I have a dataframe with missing data for some rows. The correct data can be found in another set of columns. I want to replace the NAs with the correct data.
My data looks like this:
df <- data.frame(M_1=c(1,NA,3,NA,6),
M_2=c(5,NA,3,NA,1),
M_3=c(6,NA,2,NA,4),
M_C_1=c(NA,2,NA,6,NA),
M_C_2=c(NA,1,NA,4,NA),
M_C_3=c(NA,7,NA,3,NA))
df
# M_1 M_2 M_3 M_C_1 M_C_2 M_C_3
#1 1 5 6 NA NA NA
#2 NA NA NA 2 1 7
#3 3 3 2 NA NA NA
#4 NA NA NA 6 4 3
#5 6 1 4 NA NA NA
For all records, I either have a complete set of records for variables M_1, M_2, and M_3 or I have a complete set for variables M_C_1, M_C_2, and M_C_3.
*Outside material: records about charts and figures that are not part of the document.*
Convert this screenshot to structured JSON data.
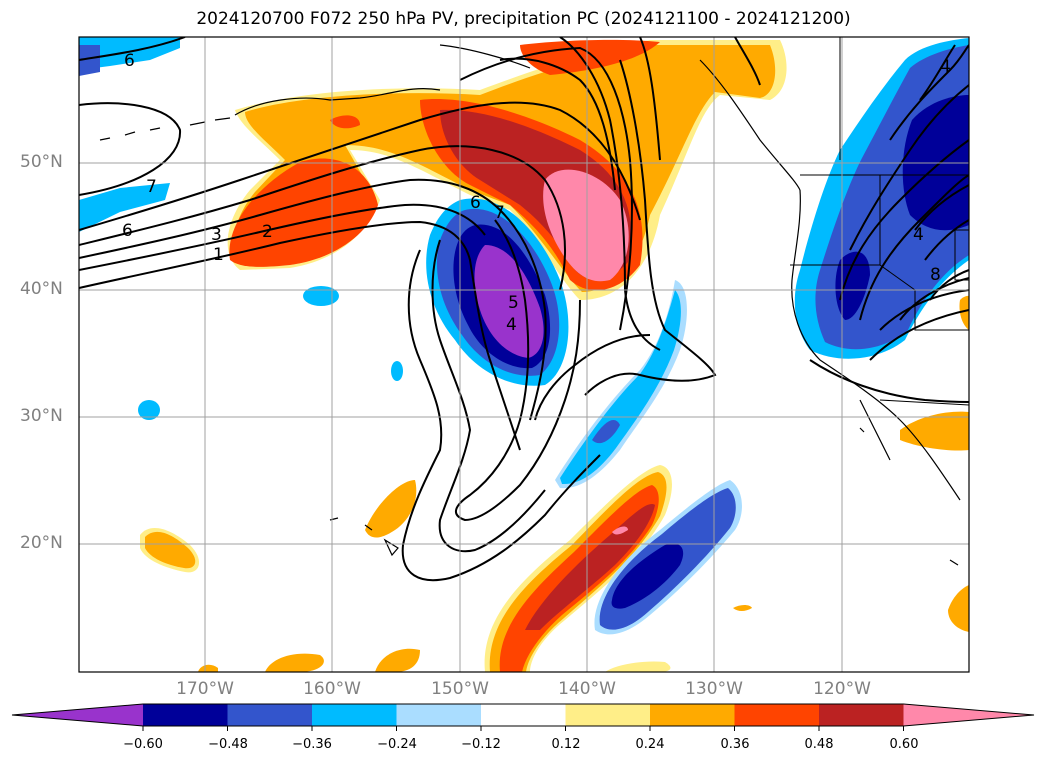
{
  "title": "2024120700 F072 250 hPa PV, precipitation PC (2024121100 - 2024121200)",
  "lat_labels": [
    "50°N",
    "40°N",
    "30°N",
    "20°N"
  ],
  "lon_labels": [
    "170°W",
    "160°W",
    "150°W",
    "140°W",
    "130°W",
    "120°W"
  ],
  "colorbar": {
    "ticks": [
      "−0.60",
      "−0.48",
      "−0.36",
      "−0.24",
      "−0.12",
      "0.12",
      "0.24",
      "0.36",
      "0.48",
      "0.60"
    ],
    "colors": [
      "#9933cc",
      "#000099",
      "#3355cc",
      "#00bbff",
      "#aaddff",
      "#ffffff",
      "#ffee88",
      "#ffaa00",
      "#ff4400",
      "#bb2222",
      "#ff88aa"
    ]
  },
  "contour_labels": [
    "6",
    "7",
    "6",
    "3",
    "2",
    "1",
    "6",
    "7",
    "5",
    "4",
    "4",
    "8",
    "4"
  ]
}
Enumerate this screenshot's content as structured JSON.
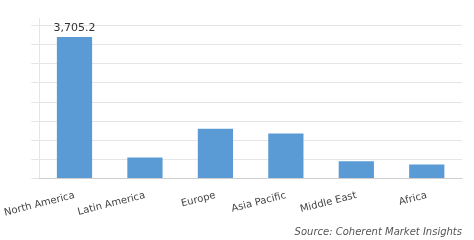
{
  "chart_data": {
    "type": "bar",
    "categories": [
      "North America",
      "Latin America",
      "Europe",
      "Asia Pacific",
      "Middle East",
      "Africa"
    ],
    "values": [
      3705.2,
      550,
      1300,
      1180,
      450,
      370
    ],
    "color": "#5b9bd5",
    "ylim": [
      0,
      4200
    ],
    "yticks": [
      0,
      500,
      1000,
      1500,
      2000,
      2500,
      3000,
      3500,
      4000
    ],
    "grid": true,
    "tick_labels": "x",
    "annotations": [
      {
        "text": "3,705.2",
        "category": "North America",
        "value": 3705.2
      }
    ],
    "source": "Source: Coherent Market Insights"
  }
}
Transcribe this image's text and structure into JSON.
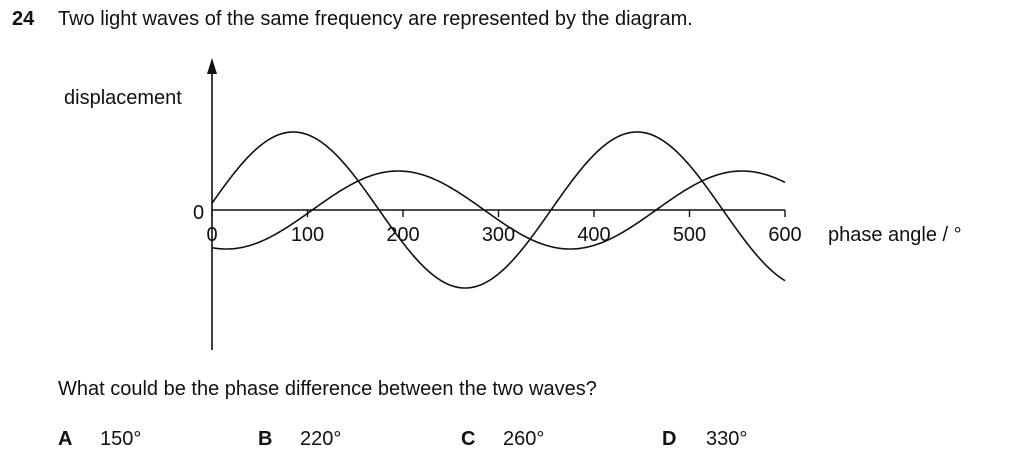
{
  "question": {
    "number": "24",
    "text": "Two light waves of the same frequency are represented by the diagram.",
    "prompt": "What could be the phase difference between the two waves?"
  },
  "options": [
    {
      "letter": "A",
      "value": "150°"
    },
    {
      "letter": "B",
      "value": "220°"
    },
    {
      "letter": "C",
      "value": "260°"
    },
    {
      "letter": "D",
      "value": "330°"
    }
  ],
  "chart_data": {
    "type": "line",
    "xlabel": "phase angle / °",
    "ylabel": "displacement",
    "y_zero_label": "0",
    "xlim": [
      0,
      600
    ],
    "x_ticks": [
      0,
      100,
      200,
      300,
      400,
      500,
      600
    ],
    "x_tick_labels": [
      "0",
      "100",
      "200",
      "300",
      "400",
      "500",
      "600"
    ],
    "series": [
      {
        "amplitude": 1.0,
        "wavelength": 360,
        "zero_crossing_up": -5,
        "x_range": [
          0,
          600
        ]
      },
      {
        "amplitude": 0.5,
        "wavelength": 360,
        "zero_crossing_up": 105,
        "x_range": [
          0,
          600
        ]
      }
    ]
  }
}
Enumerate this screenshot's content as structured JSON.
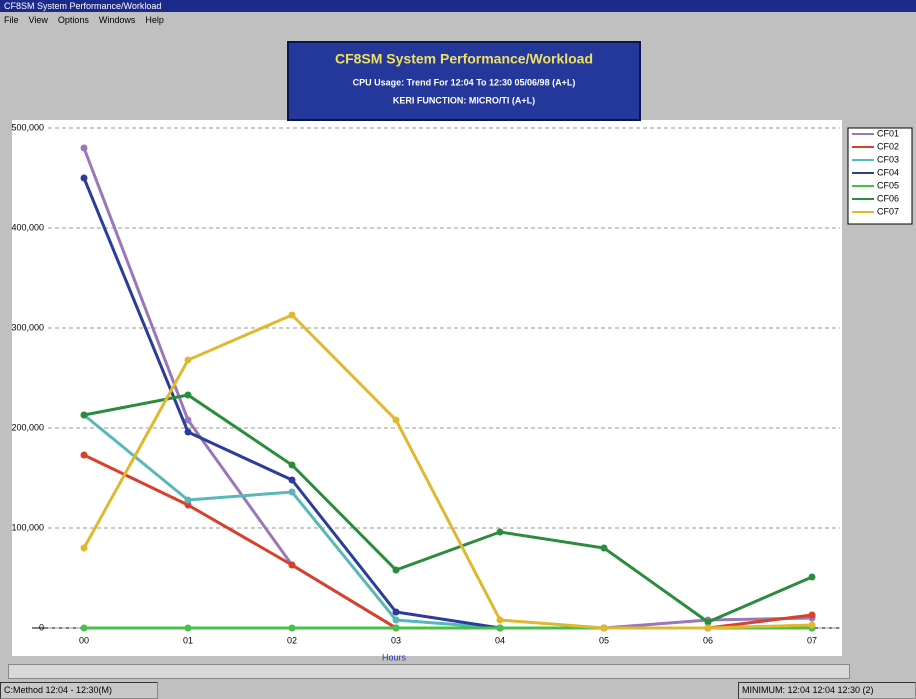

For each row that has NAs in the first set of variables (M_1:M_3), I would like to replace with the values from the second set of values (M_C_1:M_C_2). I dont need to retain the second set of values. So my desired data frame would look like:
df
# M_1 M_2 M_3
#1 1 5 6
#2 2 1 7
#3 3 3 2
#4 6 4 3
#5 6 1 4
My real dataset contains many columns in this notation, so I need a general solutions (ie, I dont want to refer to each column individually).
I would like to do this with dplyr if possible.